What we do know, though, is people in Pennsylvania have enlarged and exploding spleens, people are losing access control and enjoyment of their land because of the noise and traffic associated with building and maintaining the wells, and irregular extraction schedules. People are only seeing royalties of any great degree for around 3 years before the money falls off to negligible amounts. Most fracking wells are only viable for around 30 years. Methane does leak at higher levels than the companies propose. Wells do fail which leads to potentially catastrophic consequences. Communities disintegrate because their quiet agricultural idylls turn into noisy, industrial hubs. New born livestock are dying at far higher rates than previously. The reproductive cycles of humans and animals are being interrupted. People are killing themselves in desperation and frustration to have their objections and concerns heard by Powers That Be. Only a handful of the fracking sites installed produce profitable amounts for the land owners. All of this is revealed in Pipe Dreams Fractured Lives.

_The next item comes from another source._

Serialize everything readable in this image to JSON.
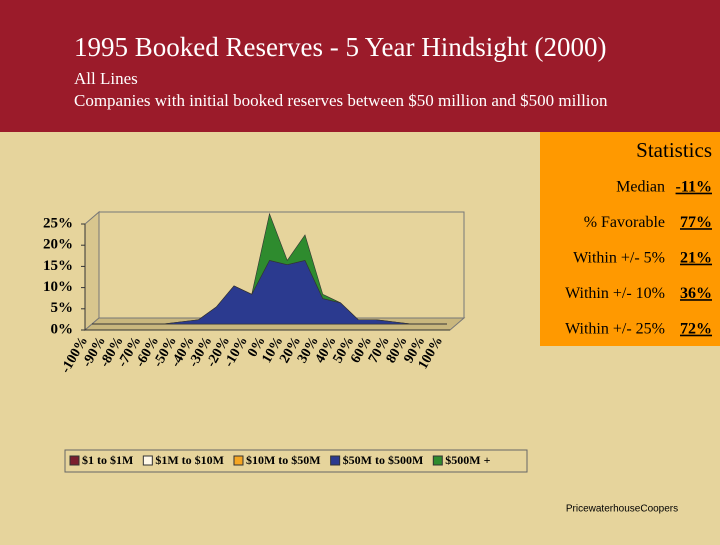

So how do we get back to the question of water? Water is one of the most absorbent substances we know. Have you ever left water in the fridge for a week without a lid? Have you noticed how it becomes smelly, kind of dense and possibly discoloured? So what do you think happens to our incredibly limited ground water, aquefers, and the Great Artesian Basin if we go around creating massive fissures in our continent's substrata and releasing gasses? Is a mining companies profit margin worth the risk to our country? Our planet? Are a few jobs or the money to build a house worth the extinction of our lives? And is it worth risking all this damage for something which only has an economic lifespan of 30 years?
Just before this film was released (and undoubtedly partially as a result of what was revealed through its making) South Australia did impose a 10 year moratorium on fracking, and WA has now protected 98% of itself from the process. However, in South Australia the moratorium is up in 2028 and the conversation needs to start again. In Victoria fracking is banned completely, but as Finucane & Smith told us in The Rapture: Chapter II, 85% of the Northern Territory is under, or in negotiation for, a fracking license.
I am pro-technology and progress, but there is nothing in my 'waters' which tells me this is a good thing. Apart from the whole bigger climate change catastrophe we are creating, lets just get local for a moment and ask ourselves can we really afford to turn our island into a giant sinkhole and risk what little water we have to contamination? Don't we already have enough water problems with the Murray/Darling disaster? Is mining money really more important than our ability to drink and eat?
I can't answer these questions for you. Neither can Pipe Dreams Fractured Lives. You do need to watch it though because when you consider your position and the fate of our land and our people these are the things which need to be mulled over. Hear from people who are in the middle of it. We all hear what the mining companies want us to know. Listen to the stories they don't want us to find out about and then make up your mind. This could be the biggest post-truth age decision you ever need to make.